Enerji

Helene Flautre: “Türkiye’nin nükleer tercihi karşısında dona kaldım”

0

Avrupa Parlamentosu Yeşiller Grubu üyesi ve Türkiye-AP Karma Parlementerler Grubu Eşbaşkanı Helen Flautre Milliyet gazetesinde bugün Güven Özalp’e verdiği röportajda Türkiye’nin nükleer planları karşısında dona kaldığını söyledi.
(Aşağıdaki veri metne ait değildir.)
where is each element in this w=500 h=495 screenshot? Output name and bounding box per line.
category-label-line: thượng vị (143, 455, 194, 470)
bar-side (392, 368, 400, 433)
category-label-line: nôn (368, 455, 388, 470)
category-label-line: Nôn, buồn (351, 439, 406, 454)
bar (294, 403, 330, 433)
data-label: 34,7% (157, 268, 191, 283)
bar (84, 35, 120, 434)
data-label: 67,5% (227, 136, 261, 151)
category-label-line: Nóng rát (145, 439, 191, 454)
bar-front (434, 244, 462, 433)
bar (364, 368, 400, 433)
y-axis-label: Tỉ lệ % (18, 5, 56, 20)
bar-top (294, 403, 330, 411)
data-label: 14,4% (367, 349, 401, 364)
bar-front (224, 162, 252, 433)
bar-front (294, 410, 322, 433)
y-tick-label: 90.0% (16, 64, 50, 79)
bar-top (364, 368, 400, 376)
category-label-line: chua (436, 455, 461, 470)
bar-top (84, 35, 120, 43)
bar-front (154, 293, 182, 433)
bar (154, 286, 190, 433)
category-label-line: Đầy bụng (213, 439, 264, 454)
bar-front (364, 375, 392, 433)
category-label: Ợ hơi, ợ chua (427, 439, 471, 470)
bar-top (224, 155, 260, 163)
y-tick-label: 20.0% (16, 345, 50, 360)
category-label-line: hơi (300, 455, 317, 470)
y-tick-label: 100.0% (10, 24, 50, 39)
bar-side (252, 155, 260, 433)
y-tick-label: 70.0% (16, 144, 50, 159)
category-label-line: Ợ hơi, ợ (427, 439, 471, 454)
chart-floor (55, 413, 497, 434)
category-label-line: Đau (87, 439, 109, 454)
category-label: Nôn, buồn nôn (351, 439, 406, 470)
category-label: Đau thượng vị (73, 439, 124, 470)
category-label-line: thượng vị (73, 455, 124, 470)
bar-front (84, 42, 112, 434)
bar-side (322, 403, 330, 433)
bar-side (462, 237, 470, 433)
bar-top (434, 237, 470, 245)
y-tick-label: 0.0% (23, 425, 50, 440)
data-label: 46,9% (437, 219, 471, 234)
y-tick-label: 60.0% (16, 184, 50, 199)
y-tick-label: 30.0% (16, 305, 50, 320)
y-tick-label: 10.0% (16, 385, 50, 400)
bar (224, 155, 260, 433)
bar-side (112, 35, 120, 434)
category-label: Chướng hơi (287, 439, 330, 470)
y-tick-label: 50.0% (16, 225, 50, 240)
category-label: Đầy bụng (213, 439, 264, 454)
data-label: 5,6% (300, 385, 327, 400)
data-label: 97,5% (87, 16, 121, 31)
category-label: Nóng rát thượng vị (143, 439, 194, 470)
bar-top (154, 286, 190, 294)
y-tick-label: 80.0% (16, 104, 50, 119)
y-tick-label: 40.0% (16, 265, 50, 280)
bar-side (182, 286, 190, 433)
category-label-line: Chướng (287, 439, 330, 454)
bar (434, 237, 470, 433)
Milliyet gazetesinde yayınlanan röportaj şöyle:

Genelde Ankara’yla ilgili siyasi içerikli yorumlarıyla dikkat çeken Avrupa Birliği-Türkiye Karma Parlamento Komisyonu Eş Başkanı Helene Flautre’la bu kez “Yeşiller üyesi bir parlamenter” sıfatıyla konuşup Türkiye’nin nükleer enerji ve çevre politikalarını masaya yatırdık.
– Avrupa’da nükleer enerji ciddi şekilde sorgulanırken Türkiye rotasını nükleere çevirdi. Bu doğru yönde bir adım mı?
Nükleere sahip olmamak aslında büyük şans ve sahip olma yönünde adım atmak da çok yazık. Nükleer, gelecek nesiller açısından çevresel, demokratik ve etik anlamda çok büyük sorun yaratıyor. Yenilenebilir ve etkin enerji politikaları üretecek ülkeler geleceğe yön verecek ülkeler olacak. Türkiye gibi yüksek düzeyde rüzgar ve güneş enerjisi kapasitesine sahip büyük bir ülkenin nükleere yönelmesi büyük talihsizlik. Tercihini yarından yana değil dünden yana yapıyor. Açıkçası ben bu tercih karşısında dona kaldım.
– Türk yetkililere göre sismik riskler de dahil olmak üzere güvenlik açısından endişe edecek bir şey yok…
Güvenlik sağlandı ve risk yüzde sıfıra yakın denilse bile her zaman bir felaket ihtimali vardır. O ihtimal nükleere sahip ülkelerin kafasının üstünde Demokles’in kılıcı gibi sallanır durur.
– Enerji kaynaklarının çeşitlendirilmesi açısından nükleere geçiş gerçekten kaçınılmaz mı?
Ben de enerji kaynaklarının çeşitlendirilmesinden yanayım ama nükleere varana kadar bu çeşitliliği sağlamanın 20-25 yolu var.
– Nükleer konusunda iktidarlar halkı pek dinlemiyor gibi…
Sadece Türkiye’deki değil Fransa’daki ve nükleeri savunan her iktidarın söylemleri hep aynı ve bunların elle tutulacak yanı yok. Tartışmadan kaçıyorlar. Kolaysa Fransa ya da Türkiye’de nükleer konusunda bir referandum düzenleyin. Görün bakalım ne sonuç çıkıyor.
– Hükümetin hidroelektrik santrallerde “seri üretime” geçme kararını nasıl değerlendiriyorsunuz?
Her hidroelektrik santrale hayır demek doğru değil ama bu konuda sistematik ve tüm nehirlerin kullanılması bazlı bir politika izlenmesi de doğru değil. Bu tür bir yaklaşım eko-sistemi altüst eden bir etki de yaratır. Biyolojik çeşitlilik Türkiye’nin önemli bir kozu. Türkiye sürekli dört nala koşan, doğal çevreyi yutan, sürekli tüketen, Çinvari bir büyümeyi tercih etmek yerine geleceği düşünerek adım atmalı.
– Bu yorumunuzu dinlerken nedense aklıma Kanal İstanbul Projesi geldi…
Toprağın, çevrenin ve suyun istenildiği kadar kullanılabileceğini varsayan projeler bunlar. Bu tür bir gelişme modelinin bizi duvara toslatacak nitelikte olduğunu bilecek konumdayız.
Güven Özalp – Milliyet
(Yeşil Gazete)

More in Enerji

You may also like

Comments

Comments are closed.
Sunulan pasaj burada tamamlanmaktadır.